For my money Long is one of the top female artists in Sweden, right up there with the likes of Zara Larsson and Robyn. Her fragile but hard-hitting indie songs don’t fall into the same category unfortunately so there is no mass market route for her, at least not yet.
I know that her third album has been in production for a while but was held up by a lack of studio time last year and I’m not sure if this track is likely to be on it. ‘All the shit that you do’ is in fact a collaboration with Avra whose background is in the techno and house scene where he is one half of the duo Monotics. Here he brings out a more profound side with deep house that matches Ida Long's unique voice perfectly.
Now I’m going to surprise myself, readers, and probably Ida and her management and possibly put myself in the latter’s bad books. While there is an outlet and market for sultry dark stuff like ‘All the shit that you do’ (ill-lit rooms in Berlin’s infamous Berghain techno nightclub spring to mind), I don’t think this sort of thing tests Ida at all.
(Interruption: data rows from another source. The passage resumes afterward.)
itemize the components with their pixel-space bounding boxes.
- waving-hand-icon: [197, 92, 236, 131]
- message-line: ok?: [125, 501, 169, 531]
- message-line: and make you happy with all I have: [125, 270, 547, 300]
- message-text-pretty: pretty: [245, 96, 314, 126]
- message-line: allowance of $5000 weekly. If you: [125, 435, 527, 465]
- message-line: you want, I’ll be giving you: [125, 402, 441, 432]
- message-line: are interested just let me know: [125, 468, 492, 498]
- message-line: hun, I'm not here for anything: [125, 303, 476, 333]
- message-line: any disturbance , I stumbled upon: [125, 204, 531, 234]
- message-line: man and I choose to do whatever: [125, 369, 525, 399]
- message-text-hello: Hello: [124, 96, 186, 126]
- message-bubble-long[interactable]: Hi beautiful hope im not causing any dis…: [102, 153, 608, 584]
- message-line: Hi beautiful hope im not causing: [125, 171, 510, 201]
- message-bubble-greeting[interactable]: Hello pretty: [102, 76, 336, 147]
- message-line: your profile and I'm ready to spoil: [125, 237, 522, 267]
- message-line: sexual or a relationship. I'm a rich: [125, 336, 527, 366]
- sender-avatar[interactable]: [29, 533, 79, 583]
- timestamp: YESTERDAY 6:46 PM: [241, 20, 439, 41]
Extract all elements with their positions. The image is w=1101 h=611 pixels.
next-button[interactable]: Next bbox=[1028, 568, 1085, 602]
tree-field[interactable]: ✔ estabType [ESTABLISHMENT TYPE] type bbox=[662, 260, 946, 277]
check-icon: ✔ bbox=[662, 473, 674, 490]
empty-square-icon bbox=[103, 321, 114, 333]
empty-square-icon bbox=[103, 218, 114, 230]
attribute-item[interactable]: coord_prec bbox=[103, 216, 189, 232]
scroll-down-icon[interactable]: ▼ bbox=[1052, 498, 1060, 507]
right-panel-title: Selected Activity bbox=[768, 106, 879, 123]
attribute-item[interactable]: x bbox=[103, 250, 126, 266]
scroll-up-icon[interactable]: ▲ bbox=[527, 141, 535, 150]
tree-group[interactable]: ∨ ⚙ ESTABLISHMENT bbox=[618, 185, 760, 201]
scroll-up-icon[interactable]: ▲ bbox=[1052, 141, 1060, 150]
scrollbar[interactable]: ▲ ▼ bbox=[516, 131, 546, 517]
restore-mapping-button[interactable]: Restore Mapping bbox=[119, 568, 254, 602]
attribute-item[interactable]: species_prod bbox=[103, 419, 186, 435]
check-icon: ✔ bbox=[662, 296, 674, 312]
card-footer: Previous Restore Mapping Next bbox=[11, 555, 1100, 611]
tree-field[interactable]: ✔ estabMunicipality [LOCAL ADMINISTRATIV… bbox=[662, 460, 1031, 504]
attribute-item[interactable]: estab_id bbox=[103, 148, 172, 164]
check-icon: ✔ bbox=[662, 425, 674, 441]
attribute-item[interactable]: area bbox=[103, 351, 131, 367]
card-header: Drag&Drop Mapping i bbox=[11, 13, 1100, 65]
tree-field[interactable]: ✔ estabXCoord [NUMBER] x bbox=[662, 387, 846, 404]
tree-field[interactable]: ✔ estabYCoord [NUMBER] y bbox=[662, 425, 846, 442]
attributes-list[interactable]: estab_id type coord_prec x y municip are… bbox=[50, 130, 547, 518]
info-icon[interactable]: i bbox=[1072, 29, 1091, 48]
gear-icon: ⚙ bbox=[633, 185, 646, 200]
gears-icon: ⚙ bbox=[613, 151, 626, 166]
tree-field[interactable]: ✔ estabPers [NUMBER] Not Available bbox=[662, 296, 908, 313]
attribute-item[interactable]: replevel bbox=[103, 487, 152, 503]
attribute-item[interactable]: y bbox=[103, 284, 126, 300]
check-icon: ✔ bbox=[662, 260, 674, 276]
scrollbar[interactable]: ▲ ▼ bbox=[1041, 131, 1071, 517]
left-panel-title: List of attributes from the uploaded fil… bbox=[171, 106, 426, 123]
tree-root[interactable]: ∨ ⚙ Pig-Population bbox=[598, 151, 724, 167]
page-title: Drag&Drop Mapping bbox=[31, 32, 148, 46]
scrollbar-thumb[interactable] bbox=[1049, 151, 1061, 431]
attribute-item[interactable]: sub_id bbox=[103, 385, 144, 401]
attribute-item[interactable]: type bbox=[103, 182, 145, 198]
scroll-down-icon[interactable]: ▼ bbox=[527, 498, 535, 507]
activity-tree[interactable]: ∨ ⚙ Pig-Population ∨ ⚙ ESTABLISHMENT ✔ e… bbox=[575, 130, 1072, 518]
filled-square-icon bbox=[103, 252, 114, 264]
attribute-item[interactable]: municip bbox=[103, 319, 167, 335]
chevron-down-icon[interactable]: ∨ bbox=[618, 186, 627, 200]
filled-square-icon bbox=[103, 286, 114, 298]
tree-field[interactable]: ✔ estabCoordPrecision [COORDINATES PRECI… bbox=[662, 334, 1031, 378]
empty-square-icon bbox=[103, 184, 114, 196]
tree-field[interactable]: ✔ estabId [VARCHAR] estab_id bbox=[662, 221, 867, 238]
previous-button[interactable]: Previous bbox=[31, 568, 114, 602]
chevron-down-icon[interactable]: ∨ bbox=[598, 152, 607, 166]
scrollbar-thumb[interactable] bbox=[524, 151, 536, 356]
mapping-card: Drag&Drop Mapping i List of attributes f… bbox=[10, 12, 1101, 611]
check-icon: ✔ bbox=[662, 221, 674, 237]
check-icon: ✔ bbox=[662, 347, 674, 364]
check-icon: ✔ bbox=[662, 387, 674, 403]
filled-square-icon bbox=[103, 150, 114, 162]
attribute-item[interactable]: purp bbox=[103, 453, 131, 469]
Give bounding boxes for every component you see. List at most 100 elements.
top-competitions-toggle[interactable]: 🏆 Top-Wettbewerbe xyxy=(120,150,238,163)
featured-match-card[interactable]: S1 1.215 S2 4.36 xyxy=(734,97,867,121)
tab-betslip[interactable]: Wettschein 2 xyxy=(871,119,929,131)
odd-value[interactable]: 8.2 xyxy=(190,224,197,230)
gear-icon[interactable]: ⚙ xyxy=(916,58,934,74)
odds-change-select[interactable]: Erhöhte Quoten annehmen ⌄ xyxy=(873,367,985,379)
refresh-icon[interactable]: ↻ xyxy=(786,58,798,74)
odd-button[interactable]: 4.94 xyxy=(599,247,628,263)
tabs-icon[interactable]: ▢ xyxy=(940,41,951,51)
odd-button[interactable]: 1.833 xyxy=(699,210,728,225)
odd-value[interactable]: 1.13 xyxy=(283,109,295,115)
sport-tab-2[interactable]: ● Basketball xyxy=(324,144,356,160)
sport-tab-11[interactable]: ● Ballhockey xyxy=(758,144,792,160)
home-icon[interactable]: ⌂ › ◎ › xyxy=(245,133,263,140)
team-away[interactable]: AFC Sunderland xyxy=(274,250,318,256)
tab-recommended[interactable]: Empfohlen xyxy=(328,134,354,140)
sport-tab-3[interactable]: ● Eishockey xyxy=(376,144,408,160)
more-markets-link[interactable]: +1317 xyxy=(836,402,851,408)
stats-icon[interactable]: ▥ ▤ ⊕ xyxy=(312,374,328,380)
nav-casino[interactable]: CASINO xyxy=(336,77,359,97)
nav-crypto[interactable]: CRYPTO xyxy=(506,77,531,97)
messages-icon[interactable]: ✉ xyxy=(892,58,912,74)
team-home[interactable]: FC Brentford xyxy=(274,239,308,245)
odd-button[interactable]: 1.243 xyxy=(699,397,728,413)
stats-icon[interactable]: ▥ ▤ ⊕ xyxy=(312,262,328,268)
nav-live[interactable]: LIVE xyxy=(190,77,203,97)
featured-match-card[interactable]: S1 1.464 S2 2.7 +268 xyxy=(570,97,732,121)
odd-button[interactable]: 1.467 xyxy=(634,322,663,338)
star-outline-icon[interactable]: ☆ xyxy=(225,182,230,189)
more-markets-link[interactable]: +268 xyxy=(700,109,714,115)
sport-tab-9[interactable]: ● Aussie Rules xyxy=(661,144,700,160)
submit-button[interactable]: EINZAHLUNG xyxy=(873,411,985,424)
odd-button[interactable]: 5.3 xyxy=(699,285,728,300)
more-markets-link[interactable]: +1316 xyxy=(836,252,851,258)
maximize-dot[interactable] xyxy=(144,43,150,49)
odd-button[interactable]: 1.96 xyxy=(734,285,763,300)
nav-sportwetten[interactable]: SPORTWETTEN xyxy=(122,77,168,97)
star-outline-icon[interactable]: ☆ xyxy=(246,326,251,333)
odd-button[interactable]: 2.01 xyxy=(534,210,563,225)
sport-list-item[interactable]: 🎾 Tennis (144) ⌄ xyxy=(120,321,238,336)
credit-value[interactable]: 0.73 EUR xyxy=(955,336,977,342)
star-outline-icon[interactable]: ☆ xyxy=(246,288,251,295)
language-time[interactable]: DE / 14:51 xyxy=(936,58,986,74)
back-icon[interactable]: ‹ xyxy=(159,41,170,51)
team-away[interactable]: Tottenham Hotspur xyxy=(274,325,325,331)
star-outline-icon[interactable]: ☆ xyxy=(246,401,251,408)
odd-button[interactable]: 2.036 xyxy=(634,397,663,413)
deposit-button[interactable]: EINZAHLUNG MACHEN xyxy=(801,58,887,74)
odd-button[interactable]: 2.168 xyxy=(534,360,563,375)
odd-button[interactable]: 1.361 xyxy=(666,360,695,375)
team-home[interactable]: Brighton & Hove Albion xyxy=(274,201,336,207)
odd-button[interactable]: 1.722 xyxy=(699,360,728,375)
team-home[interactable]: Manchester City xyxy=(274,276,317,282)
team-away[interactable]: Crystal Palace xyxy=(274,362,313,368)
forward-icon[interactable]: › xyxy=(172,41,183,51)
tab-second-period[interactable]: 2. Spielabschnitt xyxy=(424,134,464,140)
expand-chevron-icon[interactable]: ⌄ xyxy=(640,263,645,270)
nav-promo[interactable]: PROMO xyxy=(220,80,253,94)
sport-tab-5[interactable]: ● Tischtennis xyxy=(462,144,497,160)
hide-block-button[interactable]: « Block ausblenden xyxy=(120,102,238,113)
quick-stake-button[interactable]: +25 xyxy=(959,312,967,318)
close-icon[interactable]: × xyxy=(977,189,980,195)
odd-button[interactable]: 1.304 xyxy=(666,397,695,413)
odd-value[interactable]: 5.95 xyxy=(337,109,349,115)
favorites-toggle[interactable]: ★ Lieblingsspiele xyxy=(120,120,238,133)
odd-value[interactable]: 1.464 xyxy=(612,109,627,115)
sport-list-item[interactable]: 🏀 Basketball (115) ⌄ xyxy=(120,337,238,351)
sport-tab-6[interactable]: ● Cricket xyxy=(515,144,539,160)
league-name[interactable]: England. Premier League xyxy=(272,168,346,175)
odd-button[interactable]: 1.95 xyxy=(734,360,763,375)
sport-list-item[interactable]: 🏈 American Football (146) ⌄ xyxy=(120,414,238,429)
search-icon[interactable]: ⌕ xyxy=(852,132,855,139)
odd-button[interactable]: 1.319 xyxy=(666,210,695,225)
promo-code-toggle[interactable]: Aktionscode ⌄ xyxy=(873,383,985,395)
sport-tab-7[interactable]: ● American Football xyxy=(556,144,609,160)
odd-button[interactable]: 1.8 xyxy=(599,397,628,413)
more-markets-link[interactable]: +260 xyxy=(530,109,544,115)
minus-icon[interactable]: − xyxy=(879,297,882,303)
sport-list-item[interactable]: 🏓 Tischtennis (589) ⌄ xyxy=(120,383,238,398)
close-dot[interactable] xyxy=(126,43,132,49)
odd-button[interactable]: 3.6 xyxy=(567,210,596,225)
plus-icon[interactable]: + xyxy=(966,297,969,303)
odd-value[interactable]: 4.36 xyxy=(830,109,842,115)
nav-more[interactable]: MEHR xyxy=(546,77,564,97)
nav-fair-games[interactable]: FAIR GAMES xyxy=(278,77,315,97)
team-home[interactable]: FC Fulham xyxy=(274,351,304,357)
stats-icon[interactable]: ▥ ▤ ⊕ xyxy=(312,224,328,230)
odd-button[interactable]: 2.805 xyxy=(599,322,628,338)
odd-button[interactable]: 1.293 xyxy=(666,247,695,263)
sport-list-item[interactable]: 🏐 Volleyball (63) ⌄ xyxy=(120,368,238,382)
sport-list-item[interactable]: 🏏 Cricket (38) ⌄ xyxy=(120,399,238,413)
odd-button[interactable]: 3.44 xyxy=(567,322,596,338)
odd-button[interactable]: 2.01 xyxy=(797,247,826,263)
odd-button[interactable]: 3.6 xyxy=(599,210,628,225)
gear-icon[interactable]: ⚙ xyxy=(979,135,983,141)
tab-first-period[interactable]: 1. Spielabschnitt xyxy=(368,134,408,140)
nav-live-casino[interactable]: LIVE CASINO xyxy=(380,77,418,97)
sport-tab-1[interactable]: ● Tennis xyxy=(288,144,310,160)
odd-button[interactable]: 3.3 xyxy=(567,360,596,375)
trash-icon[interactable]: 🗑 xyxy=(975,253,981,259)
I remember Ida not only for her clever lyricism but her subtle half-tunes that leave you wanting more. However, on this semi dance track the lyricism is pared to the bone while the melody barely gets into its stride at all. As I say, perfect for some scenarios but those scenarios are few and far between.
I revisited ‘Rainbows and Tears’ to make some comparisons. Tracks like ‘Take me to the woods,’ ‘Chaperone’, ‘Rivers’ ,‘Woman’ and ‘Wolf’ are in a different league to this. If we allocated a score to single releases this one would get six, possibly seven while all of the above merit nine.
Ida has dabbled with collaborations for some time now. Even before dÁrc there was one with Stockholm-based Mintelligence a few years ago. None of them has been unsuccessful but I feel they may have distracted her from what she does best.
When I reviewed ‘Rainbows and Tears’ I concluded “Ida Long is close to completing her third album…judging from her progression from her 2012 album ’Walk into the Fire’ to ‘Rainbows and Tears’, it will be worth the wait.” Over to you, Ida.